Erang frustrasi terdengar dari seberang. “Nicholas dengan ada di ruang operasi, aku tak tahu bagaimana menghubungi keluarganya.”
Jelita terdiam, tampak berpikir sejenak dan ide itu muncul. “Kau tunggu saja, aku akan meminta seseorang untuk menggantikanmu.”
“A-apa? Siapa?”
Dan sebelum Megan mendapatkan jawabannya, Jelita sudah memutus panggilan tersebut.
Megan terduduk di kursi panjang, kedua tangannya terus gemetar, juga kedua kakinya. Sekali lagi pintu ganda putih itu terbuka. Satu perawat keluar dengan langkah yang terburu dan wajahnya yang tertutup masker. Dari sorot matanya, Megan bisa melihat kekhawatiran yang berusaha perawat itu tutupi. Megan bangkit berdiri, hanya untuk diabaikan sebelum mulutnya sempat terbuka untuk bertanya.

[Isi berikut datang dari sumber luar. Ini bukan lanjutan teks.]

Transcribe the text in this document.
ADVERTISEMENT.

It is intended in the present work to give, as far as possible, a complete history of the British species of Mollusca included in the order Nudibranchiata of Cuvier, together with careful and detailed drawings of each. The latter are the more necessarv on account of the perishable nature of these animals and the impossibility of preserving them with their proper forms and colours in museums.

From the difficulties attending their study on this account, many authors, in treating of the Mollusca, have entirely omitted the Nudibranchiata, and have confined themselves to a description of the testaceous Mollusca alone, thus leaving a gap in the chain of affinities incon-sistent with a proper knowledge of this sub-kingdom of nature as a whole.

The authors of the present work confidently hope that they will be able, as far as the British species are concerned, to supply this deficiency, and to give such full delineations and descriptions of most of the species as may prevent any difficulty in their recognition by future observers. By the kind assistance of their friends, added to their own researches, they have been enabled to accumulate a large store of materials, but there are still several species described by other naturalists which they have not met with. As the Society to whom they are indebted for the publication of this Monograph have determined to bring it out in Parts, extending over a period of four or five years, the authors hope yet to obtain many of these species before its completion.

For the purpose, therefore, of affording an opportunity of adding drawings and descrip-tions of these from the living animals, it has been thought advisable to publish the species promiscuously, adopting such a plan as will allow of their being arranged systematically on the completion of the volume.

Sudah enam jam lebih Nicholas berada di ruang operasi dan jatung Megan tak berhenti naik turun layaknya roller coaster. Enam jam terpanjang yang pernah ia rasakan. Bibirnya merah saking seringnya ia menggigit karena kepanikan yang menyerang. Jika bukan karena Nicholas, ialah yang ada di balik pintu putih itu. Sekali lagi, air mata merebak di kedua mata Megan. Ia kembali terduduk dengan keras di kursi panjang, wajahnya terduduk, menatap darah yang sudah mengering di telapak tangannya. Dan itu adalah darah Nicholas. Pria itu telah mempertaruhkan nyawa demi menyelamatkan dirinya. Kesunyian yang menyedakkan dada kembali menyelimuti Megan.
Sampai kemudian, suara langkah yang bergema di ujung lorong memenggal kecamuk yang memenuhi kepala Megan. Kepala Megan berputar dengan perlahan. Dengan jejak basah yang masih jelas terlihat di sekitar kedua mata wanita itu, pandangan Megan melebar. Terkejut menemukan seseorang yang datang menghampirinya.
“M-mikail?” Bibir Megan yang pucat dan gemetar, bergerak memanggil nama pria itu.